Dir-se-ia que a filha lhe partira com a alma, e que era um cadáver o que se movia ali.
- Ah! Logo vi que era o Sr. Augusto - disse o pobre homem, estendendo a mão, que Augusto apertou com afecto. - Só nós temos amigos aqui.
- É verdade, Cancela. Ou só nós, fora daqui, não temos outros, pelos quais esqueçamos estes, que aí dormem.
- Eu decerto que não! Está-me toda a alegria, está-me todo o coração debaixo daquela pedra - disse o Herodes, apontando para o túmulo da filha. - Com mais de quarenta anos, que nova vida se pode principiar?
- Há quem aos vinte já não tenha coragem para principiar outra!
O Cancela olhou fixo para Augusto ao ouvir-lhe estas palavras.
- Fala de si, Sr. Augusto?... Não tem razão. Que são as suas dores ao lado da minha? Se inda não experimentou o amor e as alegrias de pai, como há-de imaginar a dor que a morte de uma filha única nos traz ao coração? A minha pobre Ermelinda!... Parece-me ainda impossível o tê-la perdido!... Queria a esse velho, Sr. Augusto?... E com razão, que era seu amigo e quase um pai para si... Mas não é sem remédio a sua saudade, verá... A minha, porém...
Augusto sorriu amargamente.
- Tu sabes lá, homem, o que eu tenho no coração?
Nisto chegou-lhes aos ouvidos um vozear distante, como um rumor de aclamações e aplausos. Eram os clamores dos grupos populares, celebrando a vitória do conselheiro.

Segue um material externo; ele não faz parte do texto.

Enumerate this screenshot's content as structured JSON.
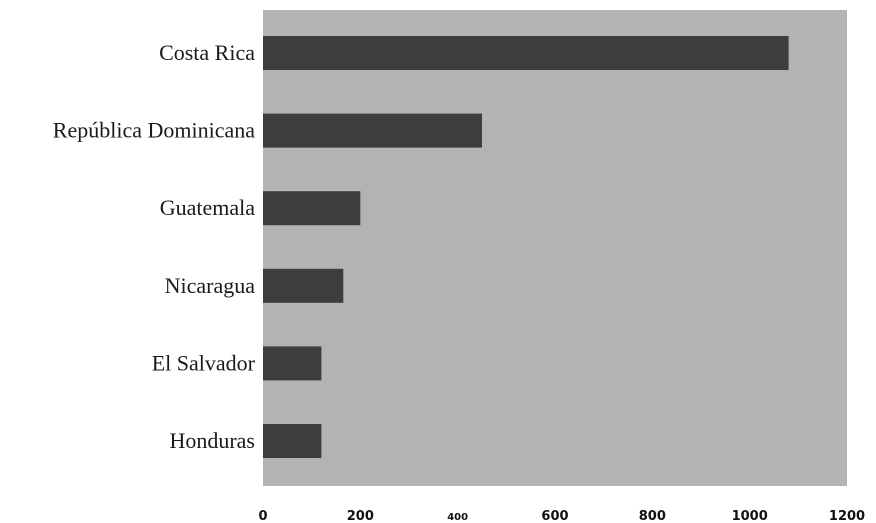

Os sons da trompa do mestre Pertunhas dominavam todos os mais.
- Uns riem, enquanto outros choram - disse o Cancela. - Há alegria acolá.
E designou com o dedo o Mosteiro, cujos telhados se avistavam dali.
- Há... - respondeu Augusto, pensativo. - Somos de mais nesta terra, meu pobre Cancela; nós, os infelizes.
- Por isso parto esta manhã.
- Partes?
- Se eu não posso viver aqui! Se tudo isto me está falando na filha!.